By DAN WHITTLE
Daddy Whittle was a pistol and as his youngest child, he’d boast to his farm neighbor buddies…“Little Danny is my last golden bullet.”
I didn’t know what Daddy meant by that, but it made my little boy overall galluses swell with pride.
Daddy, the farmer, would get sweaty and dirty when toiling in the soil of our farm, but when plowing the fields, slopping the hogs and milking the cows were over, he got cleaned up and dressed nice, and not just on Saturday go-to-town nights.
“Your Daddy is a dude,” is how farm neighbor boy Harold David Bryant assessed my father’s image as he would oftentimes dawn his best suit and tie, especially in winter non-farming months.
When those fancy store-bought suits and highly-shined Buster Brown dress shoes came out, you could bet that Daddy didn’t have farming on his mind.
That generally meant he was either headed to a funeral or over to nearby Cairo, Ill., where they had the Club 18 and floating riverboat casinos on the mighty Mississippi River.
You see, Daddy was a gambling man.
I know these things, for Daddy sometimes used Little Danny as his excuse to leave the farm and go gamble in our little farm town’s two hidden gambling rooms at Moore’s Mercantile and Nath Hewitt’s Barber Shop.
Mother, who didn’t approve of Daddy’s gambling, liked it when he took his youngest son to town, because that generally meant he wouldn’t venture to Cairo, Ill., to do his most serious gambling.
I knew about Daddy’s gambling up close and personal, for when he took Little Danny to town, that meant I got to sit on his knee while he played some serious “stud poker.”
Daddy had two rules for Little Danny: “Don’t say a word while I’m holding cards in my hands, and don’t tell your Momma where we’ve been.”
And I never violated Daddy’s two gambling rules.
Although I was only 6 when Daddy perished in a grinding car crash on Oct. 25, 1950, I vividly recall Daddy’s unusual sense of humor.
Sometimes during winter months, Daddy would earn extra cash by tearing down houses for rich folks who lived in nearby big city Sikeston, Mo.
One day, Daddy came home toting two slightly-used commode lids.

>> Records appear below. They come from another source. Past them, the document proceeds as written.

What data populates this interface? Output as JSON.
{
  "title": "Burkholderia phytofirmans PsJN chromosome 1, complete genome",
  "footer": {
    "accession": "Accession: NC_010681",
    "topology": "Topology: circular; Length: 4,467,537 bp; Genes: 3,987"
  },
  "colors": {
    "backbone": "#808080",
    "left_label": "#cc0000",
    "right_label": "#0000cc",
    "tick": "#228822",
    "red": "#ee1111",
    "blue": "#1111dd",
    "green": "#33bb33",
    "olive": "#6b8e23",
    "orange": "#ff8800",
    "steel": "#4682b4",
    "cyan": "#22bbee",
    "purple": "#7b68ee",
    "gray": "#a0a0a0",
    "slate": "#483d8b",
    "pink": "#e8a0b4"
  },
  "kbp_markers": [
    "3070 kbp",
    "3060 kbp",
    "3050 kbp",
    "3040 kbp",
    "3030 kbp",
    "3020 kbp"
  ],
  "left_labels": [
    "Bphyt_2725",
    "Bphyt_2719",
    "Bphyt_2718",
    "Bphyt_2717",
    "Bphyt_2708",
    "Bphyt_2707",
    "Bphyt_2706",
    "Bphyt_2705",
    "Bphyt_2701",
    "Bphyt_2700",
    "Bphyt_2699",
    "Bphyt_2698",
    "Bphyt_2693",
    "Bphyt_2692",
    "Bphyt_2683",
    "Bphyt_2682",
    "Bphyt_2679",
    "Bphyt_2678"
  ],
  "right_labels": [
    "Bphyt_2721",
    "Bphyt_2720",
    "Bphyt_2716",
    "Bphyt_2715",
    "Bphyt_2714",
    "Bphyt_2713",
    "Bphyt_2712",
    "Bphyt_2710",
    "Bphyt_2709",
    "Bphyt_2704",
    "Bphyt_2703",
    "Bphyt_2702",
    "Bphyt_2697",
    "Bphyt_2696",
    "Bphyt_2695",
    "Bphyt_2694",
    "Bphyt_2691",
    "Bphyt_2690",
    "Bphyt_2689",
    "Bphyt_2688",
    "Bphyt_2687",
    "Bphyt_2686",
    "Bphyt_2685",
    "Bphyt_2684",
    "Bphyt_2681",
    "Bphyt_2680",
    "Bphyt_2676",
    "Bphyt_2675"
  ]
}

And since we knew he had been tearing down a house belonging to this Catholic family, Daddy let us young’uns go to town bragging that we now had two smooth-sitting Catholic commode lids in our outdoor shack out back at the end of the path.
Being 1947, it wasn’t long before some neighbors, who hadn’t been to our farm house in months, would show up either in their farm trucks or on wagons pulled by mules.
“We’ve never seen Catholic commode lids before,” was how farm neighbor boy Kenneth Abernathy assessed our new farm outhouse status symbols.
“Why, they ain’t coming to see us,” assessed older brother, H. Van. “They’re just coming to sit their fannies on our smooth-sittin’ new-fangled Catholic commode lids.”
Daddy’s unusual brand of humor really surfaced in 1946, when this rich Sikeston family donated a dog to us farm folks. Being half bulldog and half German shepherd, needless to say it was one well-built stocky and stout-looking canine.
Coming in the wake of World War II, Daddy decided to name our new dog “Hitler,” which drew some consternation from farm neighbor A.J. Neel.
“Why do you want to name him after that German tyrant Adolph Hitler, who doesn’t deserve to have a good farm dog named after him,” A.J. Neel pleaded.
“With a name like Hitler, he’ll have to be one tough and mean dog to get through this world in wake of World War II,” Daddy assessed.
Well, the name must have worked for it was “Hitler” that Daddy credited with saving his life in 1949 when an enraged male boar hog took Daddy down out in the pasture.
I remember Hitler bolting from our front yard to clear our barn-yard plank fence that was head-high to a grown man, to hit that hog with such force, it cleared Daddy from the hogs slashing and gnashing long tusks.
“Hitler saved my life,” I’d hear Daddy bragging to our farm neighbors.
These are a mere smattering of recollections I have stored in my little boy mind’s-eye vault of treasured memories of Daddy Whittle, a man judged by our farm neighbors to be “a pistol.”